Suzana Waleska da Silva Barreto, Tayse Mayara de França Oliveira, Bruna Oliveira Gonzaga, Clara Suellen Lacerda Arruda, José Rocha Gouveia Neto, Nathália Bianca Gomes da Nóbrega, Karla Suênia Aires de Queiroz, Taciana da Costa Farias Almeida

Resumo


Introdução: A medida da circunferência braquial é uma das etapas a serem realizadas antes do procedimento de medida indireta da pressão arterial. No entanto, observa-se na prática uma quebra neste protocolo, o que pode levar a valores e diagnósticos incorretos.
Objetivo: Identificar a circunferência braquial de pacientes internados e correlacionar com o tamanho de manguito correspondente, de acordo com as VI Diretrizes Brasileiras de Hipertensão. Materiais e Métodos: Estudo transversal realizado com pacientes internados em unidade de terapia intensiva adulto.
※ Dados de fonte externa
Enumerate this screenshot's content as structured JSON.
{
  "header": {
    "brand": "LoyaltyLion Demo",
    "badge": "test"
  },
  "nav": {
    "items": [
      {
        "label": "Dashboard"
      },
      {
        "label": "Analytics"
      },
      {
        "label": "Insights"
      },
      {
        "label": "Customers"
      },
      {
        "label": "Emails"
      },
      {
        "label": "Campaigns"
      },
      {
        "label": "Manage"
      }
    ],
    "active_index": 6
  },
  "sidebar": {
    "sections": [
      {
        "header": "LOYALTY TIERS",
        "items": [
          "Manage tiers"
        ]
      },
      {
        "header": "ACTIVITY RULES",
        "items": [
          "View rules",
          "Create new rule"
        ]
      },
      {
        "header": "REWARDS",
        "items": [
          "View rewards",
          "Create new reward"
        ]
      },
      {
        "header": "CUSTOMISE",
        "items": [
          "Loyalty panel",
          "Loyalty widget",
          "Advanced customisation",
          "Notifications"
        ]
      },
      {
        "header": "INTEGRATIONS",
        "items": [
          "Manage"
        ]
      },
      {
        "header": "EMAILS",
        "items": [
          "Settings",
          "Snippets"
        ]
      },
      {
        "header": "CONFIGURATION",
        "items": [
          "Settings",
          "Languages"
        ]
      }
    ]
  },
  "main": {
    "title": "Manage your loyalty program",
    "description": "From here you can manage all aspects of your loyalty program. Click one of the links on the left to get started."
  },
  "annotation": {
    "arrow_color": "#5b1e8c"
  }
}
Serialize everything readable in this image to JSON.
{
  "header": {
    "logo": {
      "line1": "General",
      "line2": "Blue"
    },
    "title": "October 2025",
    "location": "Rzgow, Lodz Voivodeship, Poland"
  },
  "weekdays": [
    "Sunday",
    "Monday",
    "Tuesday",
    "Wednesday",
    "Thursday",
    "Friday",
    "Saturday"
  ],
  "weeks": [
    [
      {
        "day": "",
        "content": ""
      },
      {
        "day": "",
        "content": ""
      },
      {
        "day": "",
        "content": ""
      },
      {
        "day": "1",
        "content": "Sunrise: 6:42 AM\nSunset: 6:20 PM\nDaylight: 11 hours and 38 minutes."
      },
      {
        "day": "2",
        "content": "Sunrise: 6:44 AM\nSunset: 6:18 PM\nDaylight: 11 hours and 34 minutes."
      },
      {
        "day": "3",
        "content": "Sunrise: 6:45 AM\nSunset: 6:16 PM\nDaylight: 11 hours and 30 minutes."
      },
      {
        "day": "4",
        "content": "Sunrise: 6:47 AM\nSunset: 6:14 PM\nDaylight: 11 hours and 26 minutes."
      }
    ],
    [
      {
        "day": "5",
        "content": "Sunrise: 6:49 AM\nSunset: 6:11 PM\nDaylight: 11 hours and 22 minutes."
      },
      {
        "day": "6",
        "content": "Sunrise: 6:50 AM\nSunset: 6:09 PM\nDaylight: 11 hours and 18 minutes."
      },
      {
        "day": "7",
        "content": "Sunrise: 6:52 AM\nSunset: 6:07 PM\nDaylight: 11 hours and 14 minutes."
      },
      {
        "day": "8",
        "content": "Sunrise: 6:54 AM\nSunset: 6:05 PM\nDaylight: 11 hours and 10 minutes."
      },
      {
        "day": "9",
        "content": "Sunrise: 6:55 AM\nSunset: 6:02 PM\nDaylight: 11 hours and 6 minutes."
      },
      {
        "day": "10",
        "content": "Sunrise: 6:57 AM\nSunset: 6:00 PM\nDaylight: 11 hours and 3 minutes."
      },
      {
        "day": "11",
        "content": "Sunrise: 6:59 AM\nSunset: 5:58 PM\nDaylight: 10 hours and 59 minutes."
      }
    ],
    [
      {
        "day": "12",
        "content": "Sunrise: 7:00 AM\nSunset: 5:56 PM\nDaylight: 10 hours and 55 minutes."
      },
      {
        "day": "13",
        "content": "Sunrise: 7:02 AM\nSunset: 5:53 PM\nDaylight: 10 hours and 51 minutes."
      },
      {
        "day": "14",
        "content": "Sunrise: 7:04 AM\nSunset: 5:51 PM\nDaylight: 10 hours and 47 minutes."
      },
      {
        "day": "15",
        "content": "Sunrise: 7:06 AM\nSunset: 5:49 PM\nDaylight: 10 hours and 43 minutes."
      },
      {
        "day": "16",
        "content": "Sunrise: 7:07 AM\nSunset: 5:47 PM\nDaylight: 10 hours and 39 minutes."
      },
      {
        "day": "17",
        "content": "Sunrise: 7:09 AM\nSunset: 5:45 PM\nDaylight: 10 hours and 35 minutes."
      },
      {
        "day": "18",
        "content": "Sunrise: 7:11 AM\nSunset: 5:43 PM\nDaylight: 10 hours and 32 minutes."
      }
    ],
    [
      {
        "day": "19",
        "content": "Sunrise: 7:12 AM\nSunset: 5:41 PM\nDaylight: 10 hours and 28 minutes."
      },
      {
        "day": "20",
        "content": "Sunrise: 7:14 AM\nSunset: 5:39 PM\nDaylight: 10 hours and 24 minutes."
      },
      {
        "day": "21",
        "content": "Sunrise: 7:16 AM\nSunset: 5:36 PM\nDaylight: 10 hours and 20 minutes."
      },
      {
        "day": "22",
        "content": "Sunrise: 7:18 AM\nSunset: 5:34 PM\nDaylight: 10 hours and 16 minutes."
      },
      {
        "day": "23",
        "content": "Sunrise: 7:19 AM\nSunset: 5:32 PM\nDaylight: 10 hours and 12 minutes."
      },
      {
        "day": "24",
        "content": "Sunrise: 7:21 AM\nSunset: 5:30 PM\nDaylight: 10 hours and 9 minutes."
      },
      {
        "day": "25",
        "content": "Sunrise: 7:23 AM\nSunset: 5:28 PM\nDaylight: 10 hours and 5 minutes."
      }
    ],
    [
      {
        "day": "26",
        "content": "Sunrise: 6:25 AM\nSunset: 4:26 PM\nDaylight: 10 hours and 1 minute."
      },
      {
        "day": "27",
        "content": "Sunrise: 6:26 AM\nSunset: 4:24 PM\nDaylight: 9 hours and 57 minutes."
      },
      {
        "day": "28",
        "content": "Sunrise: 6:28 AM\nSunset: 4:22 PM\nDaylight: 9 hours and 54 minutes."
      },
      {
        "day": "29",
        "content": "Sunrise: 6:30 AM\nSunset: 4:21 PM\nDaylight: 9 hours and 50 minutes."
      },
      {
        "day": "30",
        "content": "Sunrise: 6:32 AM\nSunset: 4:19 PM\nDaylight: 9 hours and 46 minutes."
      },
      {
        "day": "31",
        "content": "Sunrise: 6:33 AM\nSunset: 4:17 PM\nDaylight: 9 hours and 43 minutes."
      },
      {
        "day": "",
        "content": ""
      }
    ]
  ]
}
Utilizou-se fita métrica inelástica para medir a circunferência braquial dos sujeitos e compará-la com as recomendações das VI Diretrizes Brasileiras de Hipertensão.
Resultados: Foram medidas as circunferências braquiais de 46 pacientes. Destes, apenas 16 (34,8%) estavam com manguitos apropriados, 28 (60,9%) com maiores que o adequado e dois deles (4,3%) com um cuff menor do que o preconizado.
Conclusão: Os resultados do estudo mostram inadequação na escolha dos manguitos, o que pode ter privado pacientes de tratamentos corretos perante o quadro clinico. É pontual a necessidade de atividades de educação continuada para os profissionais envolvidos com a medida da pressão arterial, especialmente em relação à adequação do manguito em pacientes críticos.


Palavras-chave


circunferência braquial; determinação da pressão arterial; unidades de terapia intensiva.